Traffic works as expected.


Edge VM
Taking a physical NIC down on the ESXi host where the Edge VM runs is a supported failover action.
This triggers a link down and the Edge vNIC will be mapped to the available NICs that are still up on the ESXi host.
In this scenario there is no TEP failover, failover is handled by the ESXi server.
It is not supported to test a failover of an Edge VM by disconnecting the virtual NIC interface.
As well as not being a valid real world failure scenario, it will not work.
Default security settings on an ESXi portgroup or NSX segment would prevent TEP1's interface transmitting with a forged MAC, MAC2, which doesn't belong to that interface.
For this to work, security settings would need to be tuned e.g. promiscuous mode if on portgroup, mac learning if on a segment etc.
Hence, VMware advises not to consider vNIC failures when testing Edge VM failure scenarios.
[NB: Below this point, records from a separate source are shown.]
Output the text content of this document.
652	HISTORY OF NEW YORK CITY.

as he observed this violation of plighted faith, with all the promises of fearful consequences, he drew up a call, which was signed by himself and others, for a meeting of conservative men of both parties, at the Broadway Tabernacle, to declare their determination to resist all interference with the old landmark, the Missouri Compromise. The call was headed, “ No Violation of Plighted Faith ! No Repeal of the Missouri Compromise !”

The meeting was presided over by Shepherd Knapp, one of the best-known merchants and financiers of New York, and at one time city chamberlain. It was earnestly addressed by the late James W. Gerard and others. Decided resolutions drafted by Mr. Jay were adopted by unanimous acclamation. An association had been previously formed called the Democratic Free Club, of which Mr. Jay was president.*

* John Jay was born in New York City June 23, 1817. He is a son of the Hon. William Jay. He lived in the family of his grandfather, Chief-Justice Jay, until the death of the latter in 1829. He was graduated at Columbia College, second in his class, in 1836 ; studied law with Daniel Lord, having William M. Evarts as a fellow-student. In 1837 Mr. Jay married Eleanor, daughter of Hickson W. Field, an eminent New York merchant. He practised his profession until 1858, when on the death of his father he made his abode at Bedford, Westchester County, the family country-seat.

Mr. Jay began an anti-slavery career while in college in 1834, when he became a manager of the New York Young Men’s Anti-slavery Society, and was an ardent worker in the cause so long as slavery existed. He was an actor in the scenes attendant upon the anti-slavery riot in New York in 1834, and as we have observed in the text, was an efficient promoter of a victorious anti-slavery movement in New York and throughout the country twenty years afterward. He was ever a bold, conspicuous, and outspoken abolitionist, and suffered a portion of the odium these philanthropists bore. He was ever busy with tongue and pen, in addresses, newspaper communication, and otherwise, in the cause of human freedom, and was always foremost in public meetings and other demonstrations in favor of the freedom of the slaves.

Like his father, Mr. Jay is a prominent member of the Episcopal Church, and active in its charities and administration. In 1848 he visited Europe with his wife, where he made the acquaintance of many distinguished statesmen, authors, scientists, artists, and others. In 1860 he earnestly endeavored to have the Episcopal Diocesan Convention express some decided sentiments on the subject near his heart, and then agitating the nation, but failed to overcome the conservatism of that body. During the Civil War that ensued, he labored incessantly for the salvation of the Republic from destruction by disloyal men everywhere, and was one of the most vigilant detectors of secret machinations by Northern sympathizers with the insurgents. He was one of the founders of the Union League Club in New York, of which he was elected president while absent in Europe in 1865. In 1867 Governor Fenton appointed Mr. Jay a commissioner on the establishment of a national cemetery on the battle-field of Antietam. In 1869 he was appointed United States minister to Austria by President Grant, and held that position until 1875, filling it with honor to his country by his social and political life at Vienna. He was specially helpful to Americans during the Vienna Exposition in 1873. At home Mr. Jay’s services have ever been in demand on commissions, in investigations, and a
Bare Metal Edge and Edge VM
Note for both Bare Metal Edge and Edge VM there can be a corner case scenario where a TEP is considered Up because its associated uplink is up but the TEP's tunnels are down.
This condition can result in the blackholing of traffic for any segments mapped to that TEP.

Resolution

This is known behaviour of NSX-T Data Center and is currently working as designed.

Workaround:
NSX has alarms that notify for tunnel/BFD down events, these should always be investigated and resolved to ensure a fully functional environment.